By Kristina Cooke, Mica Rosenberg and Caitlin O’Hara
NOGALES, Mexico (Reuters) – Leo fled his hometown in southern Mexico after his uncle was murdered by gang members and he received death threats. Earlier this year, he, his wife and their two children headed to the U.S.-Mexico border hoping to claim asylum.
After months of waiting, he hoped he would finally get his chance on Monday. But even as U.S. borders opened for travelers vaccinated against COVID-19, they remained closed to asylum seekers.
When Leo, 23, and his family approached the port of entry in Nogales, Mexico with his and his wife’s vaccination cards in hand, they were told by a border official they could not enter and seek asylum.
“I feel dispirited and sad,” said Leo, who asked his last name not be published for fear of reprisals from the gang he fled. President Joe Biden “is just continuing the same policies of Donald Trump.”
Biden has kept in place a controversial U.S. Centers for Disease Control and Prevention (CDC) order, first implemented by his Republican predecessor Trump in March 2020, that allows migrants to be immediately expelled without an opportunity to seek asylum.
The Biden administration has said the CDC’s order, known as Title 42, remains necessary to prevent the spread of COVID-19, as asylum seekers are processed in crowded settings at the border.
Any foreign national attempting to enter the United States without proper documentation will be subject to expulsion regardless of vaccination status, according to the Department of Homeland Security.
Advocates have criticized the Biden administration’s continuation of the expulsion policy as borders reopen.
The idea that a vaccinated asylum seeker is more of a risk than a vaccinated tourist is laughable, said Noah Gottschalk, global policy lead with Oxfam America, one of the advocacy groups suing the Biden administration to overturn the Title 42 order. Gottschalk said the exclusion of vaccinated asylum seekers strengthens the group’s argument that the policy isn’t about public health.
In September, a federal judge ordered the Biden administration to stop expelling family units – parents or legal guardians arriving with their children – under the Title 42 order. The administration appealed, and a higher court put the judge’s ruling on hold as the case moves forward.

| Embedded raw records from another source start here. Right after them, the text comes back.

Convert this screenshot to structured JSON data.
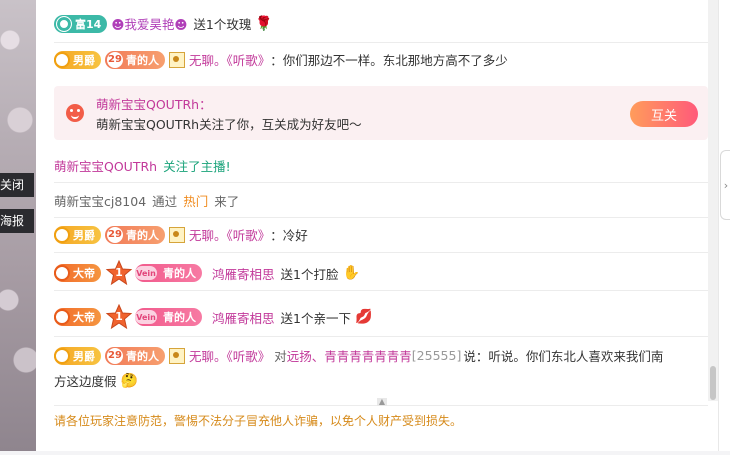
{
  "side": {
    "close_label": "关闭",
    "poster_label": "海报"
  },
  "messages": {
    "m1": {
      "badge": "富14",
      "user": "☻我爱昊艳☻",
      "action": "送1个玫瑰",
      "gift_icon": "rose-icon"
    },
    "m2": {
      "rank_badge": "男爵",
      "level_num": "29",
      "level_badge": "青的人",
      "user": "无聊。《听歌》",
      "colon": "：",
      "text": "你们那边不一样。东北那地方高不了多少"
    },
    "card": {
      "title": "萌新宝宝QOUTRh：",
      "body": "萌新宝宝QOUTRh关注了你，互关成为好友吧～",
      "button": "互关"
    },
    "m3": {
      "user": "萌新宝宝QOUTRh",
      "action": "关注了主播!"
    },
    "m4": {
      "user": "萌新宝宝cj8104",
      "pass": "通过",
      "source": "热门",
      "came": "来了"
    },
    "m5": {
      "rank_badge": "男爵",
      "level_num": "29",
      "level_badge": "青的人",
      "user": "无聊。《听歌》",
      "colon": "：",
      "text": "冷好"
    },
    "m6": {
      "rank_badge": "大帝",
      "star_num": "1",
      "fan_badge": "青的人",
      "fan_tag": "Vein",
      "user": "鸿雁寄相思",
      "action": "送1个打脸",
      "gift_icon": "slap-icon"
    },
    "m7": {
      "rank_badge": "大帝",
      "star_num": "1",
      "fan_badge": "青的人",
      "fan_tag": "Vein",
      "user": "鸿雁寄相思",
      "action": "送1个亲一下",
      "gift_icon": "kiss-icon"
    },
    "m8": {
      "rank_badge": "男爵",
      "level_num": "29",
      "level_badge": "青的人",
      "user": "无聊。《听歌》",
      "to": "对",
      "target": "远扬、青青青青青青青",
      "target_id": "[25555]",
      "says": "说：",
      "text_line1": "听说。你们东北人喜欢来我们南",
      "text_line2": "方这边度假"
    }
  },
  "notice": "请各位玩家注意防范，警惕不法分子冒充他人诈骗，以免个人财产受到损失。",
  "colors": {
    "accent_pink": "#c2399a",
    "accent_green": "#1aa37a",
    "notice_orange": "#d68a1a",
    "button_gradient_start": "#ff9c5b",
    "button_gradient_end": "#ff5a7a"
  }
}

Last month, more than 1,300 medical professionals signed letters to the CDC urging it to end the border expulsions order, saying it lacked epidemiological evidence to justify it and put migrants at risk.
New York-based nonprofit Human Rights First has documented more than 7,600 kidnappings and other attacks on migrants stuck in Mexico who were blocked from entering the United States since Biden took office in January.
Leo has been working in construction to pay rent in Nogales, but he says his earnings are not enough to support his family. “They abuse you because they know you are not from here, they pay you what they want,” he said.
He is also worried about his children getting hit by a stray bullet when gunshots ring out at night. The U.S. State Department recommends Americans reconsider travel to the Mexican state of Sonora, where Nogales is located, due to crime and kidnapping.
“We were fleeing a place that was dangerous,” said Leo. “And here it is the same.”